Engineering Probability Class 25 Mon 2019-04-15

1   Iclicker

All these questions concern math SAT scores, which we assume have a mean of 500 and standard deviation of 100.

  1. What is the probability that one particular score is between 400 and 600?
    1. .34
    2. .68
    3. .96
    4. .98
    5. .9974
  2. I take a random sample of 4 students, and compute the mean of their 4 scores. What is the probability that that mean is between 400 and 600?
    1. .34
    2. .68
    3. .96
    4. .98
    5. .9974
  3. I take a random sample of 9 students, and compute the mean of their 9 scores. What is the probability that that mean is between 400 and 600?
    1. .34
    2. .68
    3. .96
    4. .98
    5. .9974
  4. What is the standard deviation of the 4-student sample?
    1. 25
    2. 33
    3. 50
    4. 100
    5. 200
  5. What is the standard deviation of the 9-student sample?
    1. 25
    2. 33
    3. 50
    4. 100
    5. 200

2   Statistics

Now, we learn statistics. That means, determining parameters of a population by sampling it. In probability, we already know that parameters, and calculate things from them.
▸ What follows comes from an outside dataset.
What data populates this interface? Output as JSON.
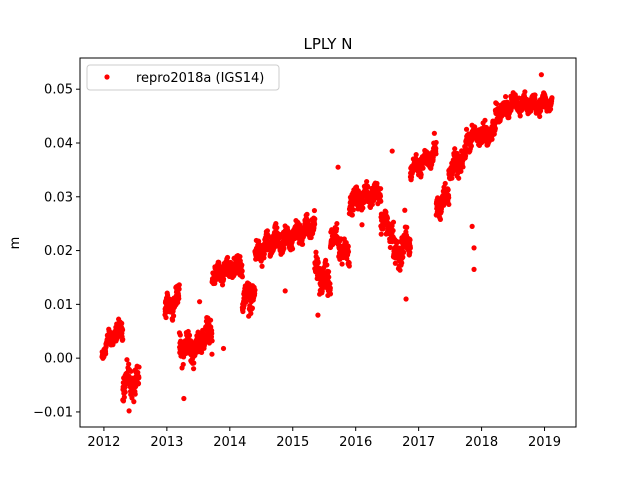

We'll start with Leon-Garcia Chapter 8, and add stuff to it.

This course module fits with RPI's goal of a data dexterity requirement for undergrads. Pres Jackson mentioned this at the spring town meet; see https://president.rpi.edu/speeches/2019/remarks-spring-town-meeting .

Disclosure: Prof Dave Mendonca and I are co-chairs of the SoE Data Dexterity Task Force, working out details of this.

2.1   Hypothesis testing, from text (plus extras)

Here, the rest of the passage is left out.